CAMPAGNA ELETTORALE: PRIMA DI INIZIARE CON LE PROMESSE IRREALIZZABILI DIAMO UN’OCCHIATA AI NUMERI

CAMPAGNA ELETTORALE: PRIMA DI INIZIARE CON LE PROMESSE IRREALIZZABILI DIAMO UN’OCCHIATA AI NUMERI

Dopo le dimissioni del Presidente Monti parte la campagna elettorale, di sicuro più di qualcuno inizierà a fare promesse irrealizzabili. Noi del PD abbiamo il dovere di dire la verità. Diamo un’occhiata ai numeri e analizziamo come sono andati i conti negli ultimi 20 anni e in particolare negli ultimi 10.

Nel 2010 la spesa previdenziale sommata alla spesa per la sanità supera il 52% del totale della spesa pubblica.

Confronto delle spese delle pubbliche amministrazioni italiane nel periodo 1990-2010:


Se analizziamo l’andamento della spesa pubblica nel corso del ventennio che va dal 1990 al 2010 possiamo osservare che, in termini nominali, le spese sono più che raddoppiate passando dai 373,4 Miliardi di € del 1990 ai 793,4 Miliardi  di € del 2010. La spesa pubblica è aumentata in 20 anni del 112,4 %, un aumento superiore all’aumento medio dei prezzi che nel periodo 1990-2010 è stato pari al 78,6 %. Questo significa che le spese della P.A. sono cresciute molto più dell’inflazione. Se analizziamo nel dettaglio le spese delle singole amministrazioni, al netto dei trasferimenti fra enti pubblici, e le confrontiamo con le spese complessive possiamo notare che nel 1990 lo Stato nel periodo 1990-2000 ha diminuito proporzionalmente la sua spesa, spendeva il 45,54% del totale spesa pubblica nel 1990, è passato al 32,36% nel 2000, nel 2010 la spesa dello Stato, rispetto al totale P.A.  si è abbassato ulteriormente arrivando ad incidere per il 29,65%.

Vi sono 2 voci che invece hanno la tendenza opposta e di conseguenza determinano un incremento della spesa pubblica superiore all’inflazione queste due voci sono la spesa previdenziale e la spesa sanitaria. La spesa previdenziale passa dal 24,39% della spesa totale del 1990 al 35,81% della spesa totale nel 2000 per arrivare al 37,79% della spesa totale nel 2010.

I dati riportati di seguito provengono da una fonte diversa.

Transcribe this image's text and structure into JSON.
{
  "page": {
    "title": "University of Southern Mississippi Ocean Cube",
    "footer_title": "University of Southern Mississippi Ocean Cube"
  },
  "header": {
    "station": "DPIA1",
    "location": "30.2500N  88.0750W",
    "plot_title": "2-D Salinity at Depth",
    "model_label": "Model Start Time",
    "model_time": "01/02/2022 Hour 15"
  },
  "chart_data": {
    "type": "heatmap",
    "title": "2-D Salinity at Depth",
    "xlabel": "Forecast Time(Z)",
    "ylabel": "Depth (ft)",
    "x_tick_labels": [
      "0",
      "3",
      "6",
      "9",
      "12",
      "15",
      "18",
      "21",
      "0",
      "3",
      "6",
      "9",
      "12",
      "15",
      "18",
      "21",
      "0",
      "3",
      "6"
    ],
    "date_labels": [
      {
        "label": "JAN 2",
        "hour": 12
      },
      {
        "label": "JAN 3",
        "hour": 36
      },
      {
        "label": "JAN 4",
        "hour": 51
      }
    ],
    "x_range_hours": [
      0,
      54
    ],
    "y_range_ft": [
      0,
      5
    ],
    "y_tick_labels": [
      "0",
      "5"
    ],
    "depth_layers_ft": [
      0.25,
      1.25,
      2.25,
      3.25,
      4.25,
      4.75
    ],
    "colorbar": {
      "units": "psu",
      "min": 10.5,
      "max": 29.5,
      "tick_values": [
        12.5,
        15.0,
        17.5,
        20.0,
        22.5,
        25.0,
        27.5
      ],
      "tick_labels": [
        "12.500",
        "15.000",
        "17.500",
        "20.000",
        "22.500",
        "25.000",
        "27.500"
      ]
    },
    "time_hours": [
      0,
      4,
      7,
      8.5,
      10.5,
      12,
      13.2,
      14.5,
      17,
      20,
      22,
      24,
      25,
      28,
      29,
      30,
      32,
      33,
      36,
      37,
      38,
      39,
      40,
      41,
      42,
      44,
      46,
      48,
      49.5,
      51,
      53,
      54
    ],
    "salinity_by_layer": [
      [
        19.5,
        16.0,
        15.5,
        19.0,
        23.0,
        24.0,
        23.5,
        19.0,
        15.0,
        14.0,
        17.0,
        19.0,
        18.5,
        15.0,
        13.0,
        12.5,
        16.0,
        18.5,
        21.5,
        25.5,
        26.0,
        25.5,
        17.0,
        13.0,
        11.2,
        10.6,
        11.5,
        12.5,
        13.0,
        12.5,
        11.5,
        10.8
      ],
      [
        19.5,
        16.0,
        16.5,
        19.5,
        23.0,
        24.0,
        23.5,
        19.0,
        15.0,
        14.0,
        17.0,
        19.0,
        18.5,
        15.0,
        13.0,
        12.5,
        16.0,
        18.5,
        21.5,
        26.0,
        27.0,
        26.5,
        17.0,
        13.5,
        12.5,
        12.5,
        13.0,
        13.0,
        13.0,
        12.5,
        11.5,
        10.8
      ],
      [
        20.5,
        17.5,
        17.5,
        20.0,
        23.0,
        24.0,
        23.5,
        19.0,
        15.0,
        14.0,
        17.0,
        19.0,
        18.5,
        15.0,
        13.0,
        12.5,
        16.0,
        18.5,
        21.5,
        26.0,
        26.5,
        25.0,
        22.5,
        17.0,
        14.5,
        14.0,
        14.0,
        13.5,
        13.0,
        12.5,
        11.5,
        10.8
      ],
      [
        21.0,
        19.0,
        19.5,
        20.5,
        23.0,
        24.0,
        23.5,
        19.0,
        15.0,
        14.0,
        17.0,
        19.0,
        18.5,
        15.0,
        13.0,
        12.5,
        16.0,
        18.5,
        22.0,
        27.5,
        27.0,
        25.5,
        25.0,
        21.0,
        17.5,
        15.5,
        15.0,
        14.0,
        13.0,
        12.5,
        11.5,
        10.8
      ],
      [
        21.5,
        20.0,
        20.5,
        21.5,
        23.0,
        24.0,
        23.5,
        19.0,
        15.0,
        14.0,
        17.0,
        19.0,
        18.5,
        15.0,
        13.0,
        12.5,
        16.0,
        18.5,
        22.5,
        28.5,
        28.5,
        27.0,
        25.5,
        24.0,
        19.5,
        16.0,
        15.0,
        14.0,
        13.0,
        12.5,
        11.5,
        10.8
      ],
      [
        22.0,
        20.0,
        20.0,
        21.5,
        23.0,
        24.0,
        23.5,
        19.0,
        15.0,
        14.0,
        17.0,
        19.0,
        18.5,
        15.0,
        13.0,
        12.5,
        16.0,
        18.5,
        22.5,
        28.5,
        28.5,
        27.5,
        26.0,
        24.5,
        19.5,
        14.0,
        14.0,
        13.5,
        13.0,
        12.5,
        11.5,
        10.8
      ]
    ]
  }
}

La spesa sanitaria passa da un’incidenza del 11,39% sul totale del 1990 al 12,46% del totale nel 2000 per arrivare al 14,33% del totale nel 2010. La spesa delle province registra un incremento passando da un’incidenza del 1,19%sul totale spesa del 1990, al 1,31% nel 2000 per arrivare al 1,54% nel 2010. Mentre l’incidenza della spesa di Comuni e Regioni tende lentamente a diminuire, nel corso degli ultimi 20 anni gli Enti che hanno razionalizzato maggiormente la spesa sono stati i comuni. I Comuni spendevano l’8,93% del totale spesa pubblica nel 1990 e passano al 8,86% della spesa nel 2000 per scendere ad un’incidenza del 8,11% della spesa nel 2010. Le Regioni spendevano, al netto della sanità, il 4,54 % della spesa totale nel 1990,sono passate al 4,83% nel 2000 (un 0,3% di crescita) per poi scendere al 4,3% rispetto al totale delle spese nel 2010.

Con questi dati il senso di responsabilità delle forze politiche dovrebbe essere l’elemento che fa sintesi fra le diverse soluzioni possibili, speriamo non riparta il giochino delle promesse impossibili pur di prendere mezzo voto in più. Nei prossimi giorni di campagna elettorale evitiamo di sciupare il lavoro fatto dal Governo Monti in questo ultimo anno.